Ursula K. Heise
Marcia H. Howard Chair in Literary Studies at the Department of English and the Institute of the Environment and Sustainability at UCLA
Home Department: English
Bio
Ursula K. Heise is the Marcia H. Howard Chair in Literary Studies at the Department of English and the Institute of the Environment and Sustainability at UCLA. She is a 2011 Guggenheim Fellow and former President of ASLE (Association for the Study of Literature and the Environment). Her research and teaching focus on contemporary literature and the environmental humanities; environmental literature, arts, and cultures in the Americas, Western Europe and Japan; literature and science; science fiction; and narrative theory.

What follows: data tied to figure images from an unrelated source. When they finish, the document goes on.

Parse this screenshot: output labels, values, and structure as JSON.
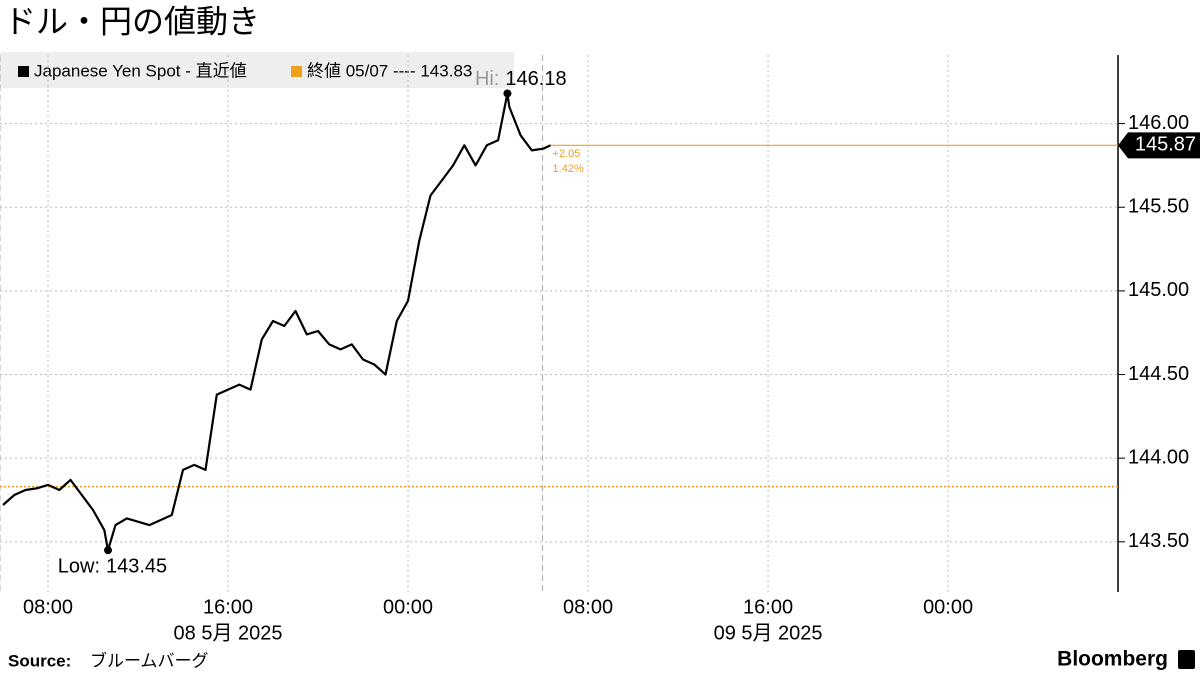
{
  "chart_data": {
    "type": "line",
    "title": "ドル・円の値動き",
    "x": [
      "2025-05-08T06:00",
      "2025-05-08T06:30",
      "2025-05-08T07:00",
      "2025-05-08T07:30",
      "2025-05-08T08:00",
      "2025-05-08T08:30",
      "2025-05-08T09:00",
      "2025-05-08T09:30",
      "2025-05-08T10:00",
      "2025-05-08T10:30",
      "2025-05-08T10:40",
      "2025-05-08T11:00",
      "2025-05-08T11:30",
      "2025-05-08T12:00",
      "2025-05-08T12:30",
      "2025-05-08T13:00",
      "2025-05-08T13:30",
      "2025-05-08T14:00",
      "2025-05-08T14:30",
      "2025-05-08T15:00",
      "2025-05-08T15:30",
      "2025-05-08T16:00",
      "2025-05-08T16:30",
      "2025-05-08T17:00",
      "2025-05-08T17:30",
      "2025-05-08T18:00",
      "2025-05-08T18:30",
      "2025-05-08T19:00",
      "2025-05-08T19:30",
      "2025-05-08T20:00",
      "2025-05-08T20:30",
      "2025-05-08T21:00",
      "2025-05-08T21:30",
      "2025-05-08T22:00",
      "2025-05-08T22:30",
      "2025-05-08T23:00",
      "2025-05-08T23:30",
      "2025-05-09T00:00",
      "2025-05-09T00:30",
      "2025-05-09T01:00",
      "2025-05-09T01:30",
      "2025-05-09T02:00",
      "2025-05-09T02:30",
      "2025-05-09T03:00",
      "2025-05-09T03:30",
      "2025-05-09T04:00",
      "2025-05-09T04:25",
      "2025-05-09T04:30",
      "2025-05-09T05:00",
      "2025-05-09T05:30",
      "2025-05-09T06:00",
      "2025-05-09T06:20"
    ],
    "series": [
      {
        "name": "Japanese Yen Spot - 直近値",
        "color": "#000000",
        "values": [
          143.72,
          143.78,
          143.81,
          143.82,
          143.84,
          143.81,
          143.87,
          143.78,
          143.69,
          143.57,
          143.45,
          143.6,
          143.64,
          143.62,
          143.6,
          143.63,
          143.66,
          143.93,
          143.96,
          143.93,
          144.38,
          144.41,
          144.44,
          144.41,
          144.71,
          144.82,
          144.79,
          144.88,
          144.74,
          144.76,
          144.68,
          144.65,
          144.68,
          144.59,
          144.56,
          144.5,
          144.82,
          144.94,
          145.3,
          145.57,
          145.66,
          145.75,
          145.87,
          145.75,
          145.87,
          145.9,
          146.18,
          146.1,
          145.93,
          145.84,
          145.85,
          145.87
        ]
      }
    ],
    "xlim": [
      "2025-05-08T05:52",
      "2025-05-10T07:33"
    ],
    "xticks": [
      {
        "value": "2025-05-08T08:00",
        "label": "08:00"
      },
      {
        "value": "2025-05-08T16:00",
        "label": "16:00"
      },
      {
        "value": "2025-05-09T00:00",
        "label": "00:00"
      },
      {
        "value": "2025-05-09T08:00",
        "label": "08:00"
      },
      {
        "value": "2025-05-09T16:00",
        "label": "16:00"
      },
      {
        "value": "2025-05-10T00:00",
        "label": "00:00"
      }
    ],
    "x_date_labels": [
      {
        "value": "2025-05-08T16:00",
        "label": "08 5月 2025"
      },
      {
        "value": "2025-05-09T16:00",
        "label": "09 5月 2025"
      }
    ],
    "ylim": [
      143.2,
      146.41
    ],
    "yticks": [
      {
        "value": 143.5,
        "label": "143.50"
      },
      {
        "value": 144,
        "label": "144.00"
      },
      {
        "value": 144.5,
        "label": "144.50"
      },
      {
        "value": 145,
        "label": "145.00"
      },
      {
        "value": 145.5,
        "label": "145.50"
      },
      {
        "value": 146,
        "label": "146.00"
      }
    ],
    "grid": true,
    "reference_line": {
      "legend_label": "終値 05/07 ---- 143.83",
      "value": 143.83,
      "color": "#f0a01e"
    },
    "last": {
      "value": 145.87,
      "label": "145.87"
    },
    "change": {
      "value": 2.05,
      "label": "+2.05"
    },
    "change_pct": {
      "value": 1.42,
      "label": "1.42%"
    },
    "high": {
      "label": "Hi:",
      "value": 146.18,
      "x": "2025-05-09T04:25"
    },
    "low": {
      "label": "Low:",
      "value": 143.45,
      "x": "2025-05-08T10:40"
    },
    "source_label": "Source:",
    "source": "ブルームバーグ",
    "brand": "Bloomberg"
  }
}
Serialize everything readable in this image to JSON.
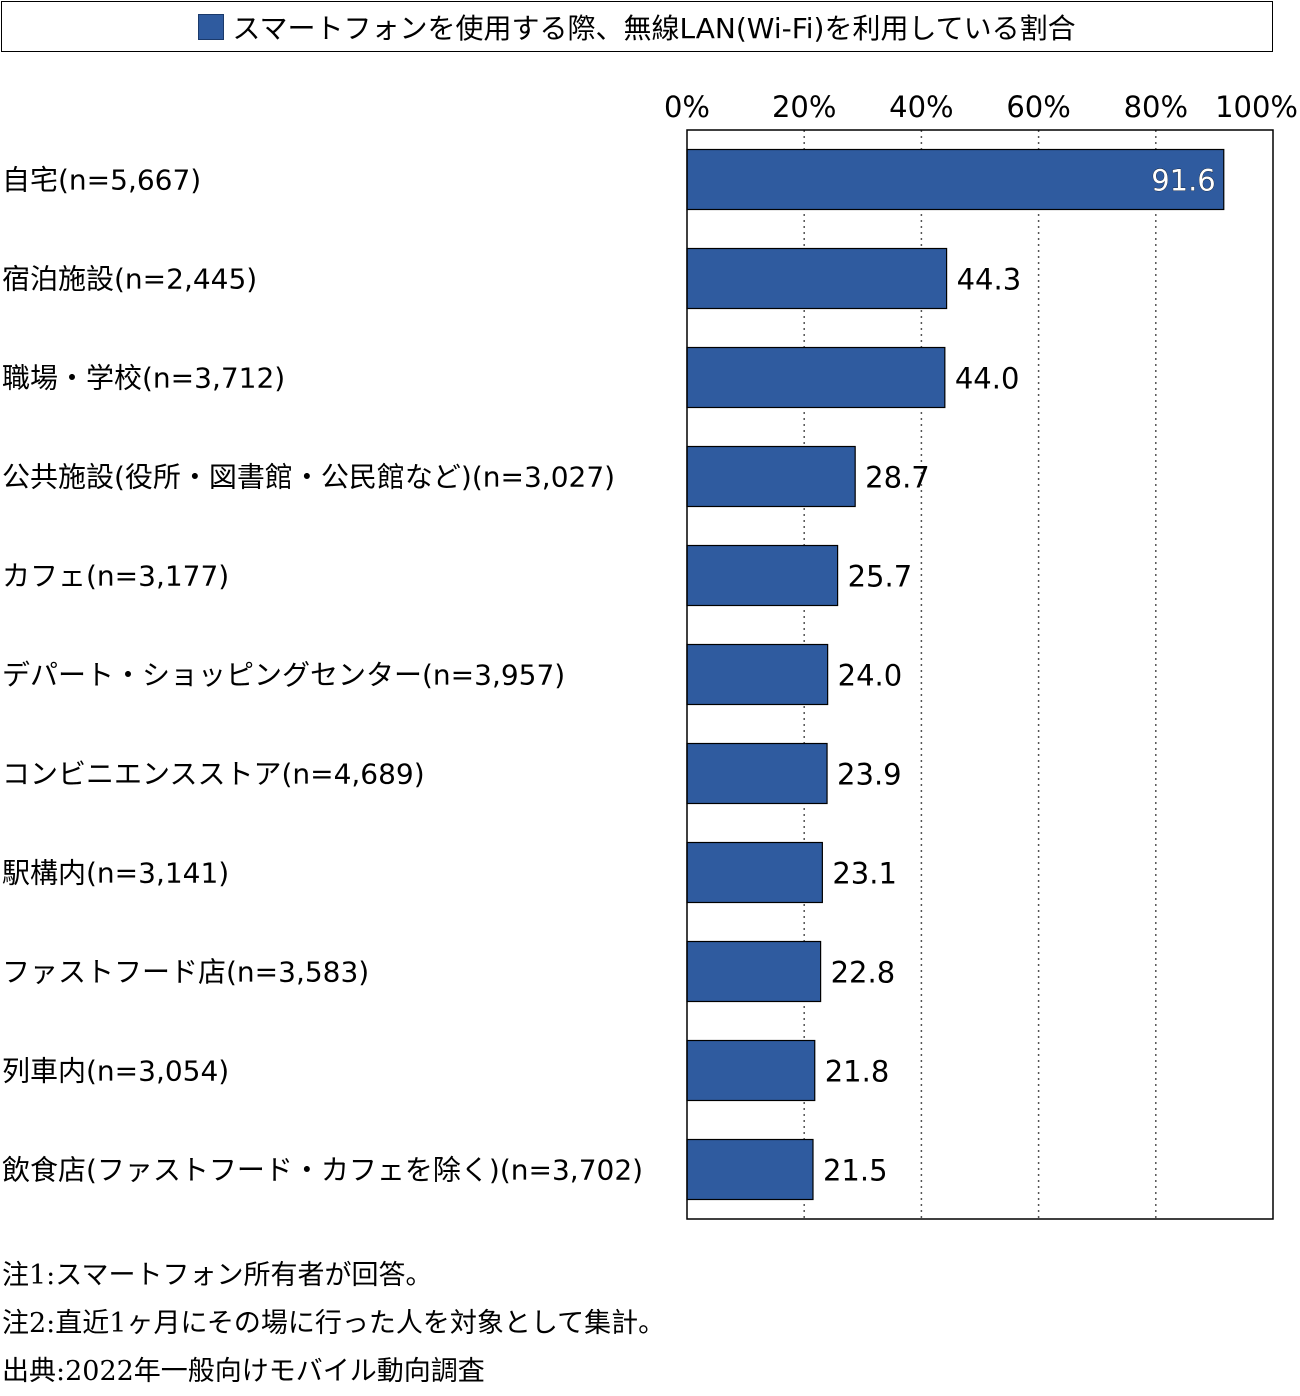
{
  "legend": {
    "label": "スマートフォンを使用する際、無線LAN(Wi-Fi)を利用している割合",
    "color": "#2f5b9f"
  },
  "chart_data": {
    "type": "bar",
    "orientation": "horizontal",
    "xlim": [
      0,
      100
    ],
    "x_ticks": [
      "0%",
      "20%",
      "40%",
      "60%",
      "80%",
      "100%"
    ],
    "grid": "vertical dotted",
    "categories": [
      "自宅(n=5,667)",
      "宿泊施設(n=2,445)",
      "職場・学校(n=3,712)",
      "公共施設(役所・図書館・公民館など)(n=3,027)",
      "カフェ(n=3,177)",
      "デパート・ショッピングセンター(n=3,957)",
      "コンビニエンスストア(n=4,689)",
      "駅構内(n=3,141)",
      "ファストフード店(n=3,583)",
      "列車内(n=3,054)",
      "飲食店(ファストフード・カフェを除く)(n=3,702)"
    ],
    "values": [
      91.6,
      44.3,
      44.0,
      28.7,
      25.7,
      24.0,
      23.9,
      23.1,
      22.8,
      21.8,
      21.5
    ],
    "value_labels": [
      "91.6",
      "44.3",
      "44.0",
      "28.7",
      "25.7",
      "24.0",
      "23.9",
      "23.1",
      "22.8",
      "21.8",
      "21.5"
    ],
    "bar_color": "#2f5b9f"
  },
  "notes": [
    "注1:スマートフォン所有者が回答。",
    "注2:直近1ヶ月にその場に行った人を対象として集計。",
    "出典:2022年一般向けモバイル動向調査"
  ]
}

She is editor of the series Natures, Cultures, and the Environment with Palgrave, and co-editor of the series Literature and Contemporary Thought with Routledge. She is co-editor of the forthcoming Routledge Companion to the Environmental Humanities (2016) and Managing Editor of Futures of Comparative Literature: The ACLA Report on the State of the Discipline (2017). Her books include Chronoschisms: Time, Narrative, and Postmodernism (Cambridge University Press, 1997), Sense of Place and Sense of Planet: The Environmental Imagination of the Global (Oxford University Press, 2008), Nach der Natur: Das Artensterben und die moderne Kultur (After Nature: Species Extinction and Modern Culture, Suhrkamp, 2010) and, just out, Imagining Extinction: The Cultural Meanings of Endangered Species (University of Chicago Press, 2016).
She is also a co-founder of UCLA’s Lab for Environmental Narrative Strategies (LENS), which launched in October 2016.